Это изменение пропорций не так удивительно, как может показаться на первый взгляд. Вспомним, из какого множества и каких мелких клеток состоит человеческое тело. Это клетки разного рода, состоящие в беспрестанном взаимодействии друг с другом. Они подвергаются нападению бацилл и других мельчайших существ, которые массами проникают в них и расселяются внутри. Бациллы активны, потому что это живые существа. И нельзя отмахнуться от подозрения, что смутное ощущение именно этих простейших отношений внутри человеческого тела проявляется в галлюцинациях алкоголиков. В период делирия они отрезаны от окружающего мира, замкнуты на самих себя и переполнены причудливыми ощущениями. Из других болезней хорошо известно явление диссоциации тела. Постоянная сосредоточенность делирантов на конкретном и малом, при кокаиновом бреде переходящем в «микроскопическое», представляется чем-то вроде диссоциации тела на уровне клеток.
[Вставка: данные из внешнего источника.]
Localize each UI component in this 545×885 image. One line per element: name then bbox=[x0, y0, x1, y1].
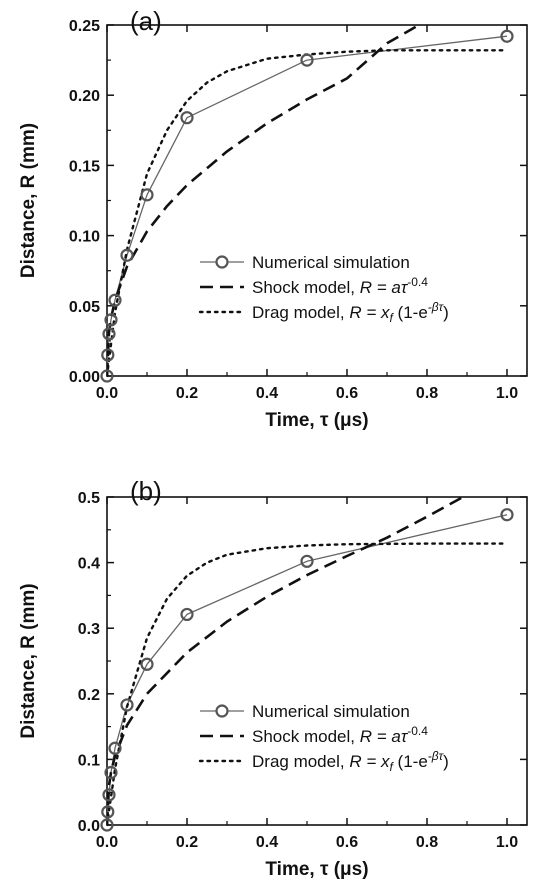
data-point bbox=[102, 788, 116, 802]
panel-label: (a) bbox=[130, 6, 162, 36]
x-tick-label: 0.8 bbox=[416, 834, 438, 851]
legend-label: Drag model, R = xf (1-e-βτ) bbox=[252, 749, 449, 774]
legend: Numerical simulation Shock model, R = aτ-… bbox=[198, 702, 449, 774]
data-point bbox=[108, 741, 122, 755]
data-point bbox=[120, 248, 134, 262]
y-tick-label: 0.5 bbox=[78, 490, 100, 507]
series-line-dotted bbox=[107, 542, 509, 827]
x-tick-label: 1.0 bbox=[496, 834, 518, 851]
y-tick-label: 0.10 bbox=[69, 229, 100, 246]
series-line-dotted bbox=[107, 49, 509, 378]
x-tick-label: 0.8 bbox=[416, 385, 438, 402]
y-tick-label: 0.3 bbox=[78, 621, 100, 638]
y-axis-title: Distance, R (mm) bbox=[18, 123, 39, 278]
data-point bbox=[100, 369, 114, 383]
legend-marker bbox=[215, 255, 229, 269]
data-point bbox=[104, 313, 118, 327]
data-point bbox=[300, 53, 314, 67]
plot-frame bbox=[106, 24, 528, 377]
y-tick-label: 0.0 bbox=[78, 818, 100, 835]
data-point bbox=[101, 348, 115, 362]
data-point bbox=[180, 111, 194, 125]
legend: Numerical simulation Shock model, R = aτ-… bbox=[198, 253, 449, 325]
y-axis-title: Distance, R (mm) bbox=[18, 583, 39, 738]
legend-label: Shock model, R = aτ-0.4 bbox=[252, 275, 428, 297]
data-point bbox=[180, 607, 194, 622]
x-axis-title: Time, τ (μs) bbox=[265, 859, 368, 880]
data-point bbox=[140, 657, 154, 671]
x-axis-title: Time, τ (μs) bbox=[265, 410, 368, 431]
legend-marker bbox=[215, 704, 229, 718]
data-point bbox=[500, 29, 514, 43]
legend-label: Drag model, R = xf (1-e-βτ) bbox=[252, 300, 449, 325]
y-tick-label: 0.2 bbox=[78, 687, 100, 704]
x-tick-label: 0.6 bbox=[336, 385, 358, 402]
chart-panel-b: (b) 0.0 0.2 0.4 0.6 0.8 1.0 0.0 0.1 0.2 0.3 0.4 0.5 T… bbox=[18, 476, 528, 880]
legend-label: Shock model, R = aτ-0.4 bbox=[252, 724, 428, 746]
x-tick-label: 0.2 bbox=[176, 834, 198, 851]
panel-label: (b) bbox=[130, 476, 162, 506]
x-tick-label: 1.0 bbox=[496, 385, 518, 402]
data-point bbox=[108, 293, 122, 307]
y-tick-label: 0.00 bbox=[69, 369, 100, 386]
data-point bbox=[100, 818, 114, 832]
y-tick-label: 0.1 bbox=[78, 752, 100, 769]
data-point bbox=[300, 554, 314, 568]
data-point bbox=[120, 698, 134, 712]
data-point bbox=[102, 327, 116, 341]
y-tick-label: 0.20 bbox=[69, 88, 100, 105]
data-point bbox=[140, 188, 154, 202]
chart-panel-a: (a) 0.0 0.2 0.4 0.6 0.8 1.0 0.00 0.05 0.10 0.15 0.2… bbox=[18, 6, 528, 431]
x-tick-label: 0.6 bbox=[336, 834, 358, 851]
x-tick-label: 0.4 bbox=[256, 385, 278, 402]
x-tick-label: 0.0 bbox=[96, 834, 118, 851]
plot-area bbox=[107, 23, 509, 378]
y-tick-label: 0.05 bbox=[69, 299, 100, 316]
data-point bbox=[500, 508, 514, 522]
data-point bbox=[104, 765, 118, 780]
plot-area bbox=[107, 495, 509, 827]
y-tick-label: 0.4 bbox=[78, 556, 100, 573]
data-point bbox=[101, 805, 115, 819]
y-tick-label: 0.25 bbox=[69, 18, 100, 35]
plot-frame bbox=[106, 496, 528, 826]
series-line-dashed bbox=[107, 23, 420, 377]
series-line-dashed bbox=[107, 495, 464, 826]
x-tick-label: 0.0 bbox=[96, 385, 118, 402]
x-tick-label: 0.4 bbox=[256, 834, 278, 851]
y-tick-label: 0.15 bbox=[69, 158, 100, 175]
x-tick-label: 0.2 bbox=[176, 385, 198, 402]
legend-label: Numerical simulation bbox=[252, 253, 410, 272]
legend-label: Numerical simulation bbox=[252, 702, 410, 721]
series-line-solid-circles bbox=[107, 514, 508, 826]
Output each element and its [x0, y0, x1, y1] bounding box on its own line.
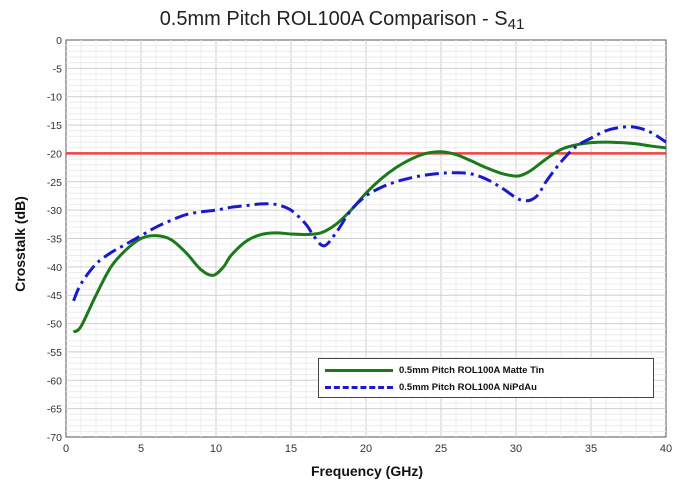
legend-label-matte-tin: 0.5mm Pitch ROL100A Matte Tin — [399, 364, 545, 376]
x-tick-label: 5 — [138, 443, 144, 455]
y-tick-label: -60 — [47, 375, 62, 387]
x-tick-label: 15 — [285, 443, 297, 455]
series-group — [72, 125, 667, 334]
x-tick-label: 25 — [435, 443, 447, 455]
axis-ticks: 0 5 10 15 20 25 30 35 40 0 -5 -10 -15 -20 -25 -30 -35 -40… — [47, 35, 672, 455]
legend: 0.5mm Pitch ROL100A Matte Tin 0.5mm Pitc… — [318, 358, 654, 398]
y-tick-label: 0 — [56, 35, 62, 47]
x-tick-label: 20 — [360, 443, 372, 455]
legend-entry-matte-tin: 0.5mm Pitch ROL100A Matte Tin — [325, 362, 544, 378]
y-tick-label: -70 — [47, 432, 62, 444]
y-tick-label: -20 — [47, 148, 62, 160]
grid-lines — [66, 40, 666, 437]
x-tick-label: 10 — [210, 443, 222, 455]
y-tick-label: -15 — [47, 120, 62, 132]
legend-entry-nipdau: 0.5mm Pitch ROL100A NiPdAu — [325, 379, 537, 395]
y-tick-label: -55 — [47, 347, 62, 359]
y-tick-label: -40 — [47, 262, 62, 274]
x-axis-label: Frequency (GHz) — [310, 463, 423, 479]
chart-title-subscript: 41 — [507, 16, 525, 33]
x-tick-label: 30 — [510, 443, 522, 455]
y-tick-label: -65 — [47, 404, 62, 416]
y-tick-label: -10 — [47, 92, 62, 104]
series-line-matte-tin — [72, 140, 667, 334]
x-tick-label: 35 — [585, 443, 597, 455]
y-tick-label: -35 — [47, 234, 62, 246]
legend-swatch-matte-tin — [325, 368, 393, 372]
chart-title: 0.5mm Pitch ROL100A Comparison - S41 — [159, 8, 525, 33]
y-tick-label: -5 — [53, 63, 62, 75]
y-tick-label: -50 — [47, 319, 62, 331]
y-tick-label: -45 — [47, 290, 62, 302]
legend-label-nipdau: 0.5mm Pitch ROL100A NiPdAu — [399, 381, 537, 393]
x-tick-label: 40 — [660, 443, 672, 455]
x-tick-label: 0 — [63, 443, 69, 455]
legend-swatch-nipdau — [325, 385, 393, 389]
y-axis-label: Crosstalk (dB) — [12, 196, 28, 292]
y-tick-label: -25 — [47, 177, 62, 189]
y-tick-label: -30 — [47, 205, 62, 217]
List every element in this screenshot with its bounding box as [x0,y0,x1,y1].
Часто подчеркивается, как мы видели, кинематографичность галлюцинаций. Нужно добавить кое-что о содержании этих проекций: это события и отношения его собственного тела, выступающие под маской обычных вещей, и среди этих событий и отношений – преимущественно те, что связаны с массовидной природой телесных структур. Это, конечно, не более чем догадка. Но нелишне напомнить, что в определенный период жизни такого великана, как человек, все его свойства, вся его наследственная масса неизбежно концентрируются в одной мельчайшей и при этом массовидно проявляющейся единичке: в семенном животном спермы.
Независимо от того, насколько убедительно это объяснение, налицо характерная ситуация алкогольного бреда как такового, ситуация одного великана, противостоящего тучам атакующих его мельчайших существ, любопытным образом воплощающаяся в истории человечества. Ей свойственно своеобразное беспокойство по поводу вредоносных насекомых, от которых страдают все млекопитающие, если уж говорить только о них. Москиты, вши, муравьи, саранча издревле занимали человеческое воображение. Их опасность заключалась именно в их массовидности и в том, как внезапно возникали их огромные массы. Они многократно воспроизводились в качестве массовых символов. Возможно, именно они способствовали тому, что человек вообще научился мыслить массами, возможно, его первые «тьмы» и «миллионы» были насекомыми.
Представления человека о себе и своей мощи выросли до необычайных размеров, когда он потом столкнулся с бациллами. Здесь контраст был несравненно больше: человек увидел себя еще большим, живущим отдельно, отделенным от других людей. Бациллы, наоборот, были гораздо меньше, чем насекомые, невидимы невооруженным глазом и размножались еще скорее, чем насекомые. Большому единичному человеку противостояла огромная масса исчезающе малых существ. Важность этого представления нельзя недооценивать. Его выработке посвящены главные мифы в духовной истории человечества. Оно стало подлинной моделью динамики власти. Все, что ему противостоит, человек стал рассматривать как тучу вредных тварей. Так он воспринимал животных, от которых ему не было пользы, соответственно с ними и обходясь. Властитель же, низведший людей до уровня животных и научившийся господствовать над ними как низшими существами, низводил всех, кто не подпадал под его власть, до уровня насекомых, уничтожая их миллионами.
В качестве третьего важного аспекта алкогольных галлюцинаций следует упомянуть природу происходящих в них превращений. Они всегда разыгрываются вне больного; даже если он воспринимает их как действительность, превращается не он сам. Он предпочитает следить за ними из отдаления. Если они ему не угрожают, не требуют срочного принятия мер, он с удовольствием созерцает их легкость и текучесть. Но они часто достигают такой степени, что он утрачивает остатки и без того ненадежной ориентации: когда все дрожит и качается, у него самого становится неуютно на душе. Имеются два рода превращений, носящих совершенно различный характер. Прежде всего это превращение масс в другие массы. Муравьи могут превращаться в жуков, жуки – в монеты, которые, будучи собранными, рассыпаются на капли ртути. Об этом процессе, когда одно множество превращается в другое множество, мы еще будем говорить далее.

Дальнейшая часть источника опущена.